A 10-point plan to assist in planning the sale of your business
While hundreds of components go into the successful sale of any business, perhaps the biggest challenge for any owner is not technical, but emotional. “Your business is bigger than yourself, it’s your baby, and although you want to see it prosper long after you’re gone, it’s incredibly tough to let it go,” says Amanda Reale, Certified Business Intermediary and Business Broker for Pacific M&A and Business Brokers Ltd.
That’s one reason why so many people put off preparing for a sale until well down the road and, at times, when it’s too late. It’s also why surmounting this emotional hurdle as soon as possible will make the seller better positioned to exit smoothly, as well as obtain maximum value for the company.
Pacific M&A President Pino Bacinello says it’s never too early to begin planning one’s exit. “All business owners exit at some point or other, and it’s either a voluntary exit on the owner’s terms, or involuntary, which can be devastating.”
So how do you prepare? Bacinello and Reale offer 10 points to consider:
- Retain a professional: Retaining a firm such as Pacific M&A can help provide clarity about what needs to be done and in what order. “Ideally this should be undertaken several years before your target exit gate,” says Reale.
- Optimize your performance: “This can include multiple activities, from staffing and inventory to systems and processes in order to maximize efficiencies,” says Bacinello.
- Physical cleanup: Not unlike the sale of a house where the maximum price is often achieved through staging, the same applies to your business, and a buyer’s first impression is critical.
- Fiscal cleanup: Work with an accountant to remove non-business assets and expenses and clean up the books. “A prospective buyer’s confidence will diminish if they find issues,” says Bacinello. “Also, working capital is the lifeblood of any business and buyers expect a normal level of it upon transfer of ownership, so you have to understand it and learn to manage it.”
- Systems and processes: Documented systems and processes should be in place to make it easy for the new operator to step into your role.
- Make yourself disposable: Remove yourself from daily operations and engage your employees in processes such as cross-training so your business is less reliant on any one individual and specifically you as the owner.
- Reduce customer risk: If any single customer represents more than 10 percent of your total revenue, this is often a risk to buyers. The answer may be to expand your customer base.
- Written contracts: Having contracts in place, a high level of repeat customers, and a committed pipeline will give buyers confidence because this indicates that your business will continue without disruption.

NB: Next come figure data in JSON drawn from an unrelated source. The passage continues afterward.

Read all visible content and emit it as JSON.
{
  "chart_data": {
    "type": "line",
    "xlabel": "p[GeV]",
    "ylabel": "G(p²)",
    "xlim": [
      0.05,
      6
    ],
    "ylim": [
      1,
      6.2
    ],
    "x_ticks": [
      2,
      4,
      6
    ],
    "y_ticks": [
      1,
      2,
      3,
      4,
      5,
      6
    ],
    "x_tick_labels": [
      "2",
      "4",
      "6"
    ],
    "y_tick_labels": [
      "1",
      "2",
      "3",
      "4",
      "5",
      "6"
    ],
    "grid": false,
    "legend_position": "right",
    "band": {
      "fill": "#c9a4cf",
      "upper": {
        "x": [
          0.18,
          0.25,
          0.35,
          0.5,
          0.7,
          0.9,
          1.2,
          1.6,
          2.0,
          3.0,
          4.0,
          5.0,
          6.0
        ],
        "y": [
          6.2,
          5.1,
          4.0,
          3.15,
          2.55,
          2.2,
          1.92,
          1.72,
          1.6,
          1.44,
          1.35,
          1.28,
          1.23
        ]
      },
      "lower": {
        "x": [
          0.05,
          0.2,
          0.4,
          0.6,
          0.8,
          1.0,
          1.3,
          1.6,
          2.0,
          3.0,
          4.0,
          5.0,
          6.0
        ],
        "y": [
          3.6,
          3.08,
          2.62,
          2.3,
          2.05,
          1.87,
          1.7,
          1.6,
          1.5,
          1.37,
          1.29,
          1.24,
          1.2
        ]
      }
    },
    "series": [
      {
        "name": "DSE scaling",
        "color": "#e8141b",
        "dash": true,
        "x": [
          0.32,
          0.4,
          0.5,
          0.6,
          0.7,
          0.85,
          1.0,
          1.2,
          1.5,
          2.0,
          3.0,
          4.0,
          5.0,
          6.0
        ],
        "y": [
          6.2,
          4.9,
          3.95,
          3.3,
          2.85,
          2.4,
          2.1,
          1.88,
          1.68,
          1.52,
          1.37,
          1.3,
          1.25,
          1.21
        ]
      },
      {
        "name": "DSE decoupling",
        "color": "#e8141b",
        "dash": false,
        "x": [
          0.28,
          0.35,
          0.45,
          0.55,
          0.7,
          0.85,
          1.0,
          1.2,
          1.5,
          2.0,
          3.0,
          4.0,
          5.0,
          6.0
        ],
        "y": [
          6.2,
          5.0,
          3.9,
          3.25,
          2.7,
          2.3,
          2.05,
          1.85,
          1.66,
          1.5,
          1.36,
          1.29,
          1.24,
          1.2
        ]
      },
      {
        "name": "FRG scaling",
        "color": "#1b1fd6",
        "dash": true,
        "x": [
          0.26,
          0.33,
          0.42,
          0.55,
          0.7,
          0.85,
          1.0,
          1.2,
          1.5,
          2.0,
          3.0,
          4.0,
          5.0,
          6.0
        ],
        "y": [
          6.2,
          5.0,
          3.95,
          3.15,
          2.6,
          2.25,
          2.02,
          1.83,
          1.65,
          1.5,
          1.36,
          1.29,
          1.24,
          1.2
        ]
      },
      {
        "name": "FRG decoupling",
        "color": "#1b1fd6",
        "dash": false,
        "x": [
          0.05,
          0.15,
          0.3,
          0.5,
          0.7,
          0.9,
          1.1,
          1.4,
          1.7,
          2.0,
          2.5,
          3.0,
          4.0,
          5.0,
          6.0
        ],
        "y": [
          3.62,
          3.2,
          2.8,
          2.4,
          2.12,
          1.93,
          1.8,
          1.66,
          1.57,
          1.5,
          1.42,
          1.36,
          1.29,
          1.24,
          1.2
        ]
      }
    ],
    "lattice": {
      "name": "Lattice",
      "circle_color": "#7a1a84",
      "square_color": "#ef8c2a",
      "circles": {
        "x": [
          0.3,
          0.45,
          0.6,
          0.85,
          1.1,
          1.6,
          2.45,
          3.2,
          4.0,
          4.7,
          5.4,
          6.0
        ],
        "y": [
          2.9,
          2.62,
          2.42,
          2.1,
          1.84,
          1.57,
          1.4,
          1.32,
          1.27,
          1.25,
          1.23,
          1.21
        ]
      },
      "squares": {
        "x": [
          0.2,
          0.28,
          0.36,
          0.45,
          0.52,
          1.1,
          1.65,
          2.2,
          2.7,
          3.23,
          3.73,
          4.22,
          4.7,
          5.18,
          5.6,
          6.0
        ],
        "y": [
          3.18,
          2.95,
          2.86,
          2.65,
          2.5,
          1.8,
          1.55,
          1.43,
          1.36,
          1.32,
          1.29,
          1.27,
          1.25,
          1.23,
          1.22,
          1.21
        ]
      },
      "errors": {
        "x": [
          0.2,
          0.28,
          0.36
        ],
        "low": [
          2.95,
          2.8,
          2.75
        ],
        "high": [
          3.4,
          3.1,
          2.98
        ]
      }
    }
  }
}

- Know your valuation: Have an independent third-party like Pacific M&A provide a formalvaluation that includes historical data and future income potentials, market comparisons, cost methodologies and value drivers. This will demonstrate credibility to a buyer. In addition, this analysis will provide the owner with a benchmark of performance and is an excellent tool for identifying areas of inefficiency to be targeted for improvement.
- Create the right culture: Develop a culture among the staff that can be clearly identified and described to a potential buyer.
Finally, “Plan for your post-sale future,” says Reale. “This will help make the transition easier.”
Bacinello and Reale both agree that the one thing to avoid is negotiating a sale without professional help. “That can be an agonizing process, and entrepreneurs are simply not trained to do it,” says Bacinello. “So find a qualified advisor such as Pacific M&A that can help determine if a company should remain independent, merge or liquidate. This, in turn, dictates to whom you would sell and sets the correct stage for the steps to follow.”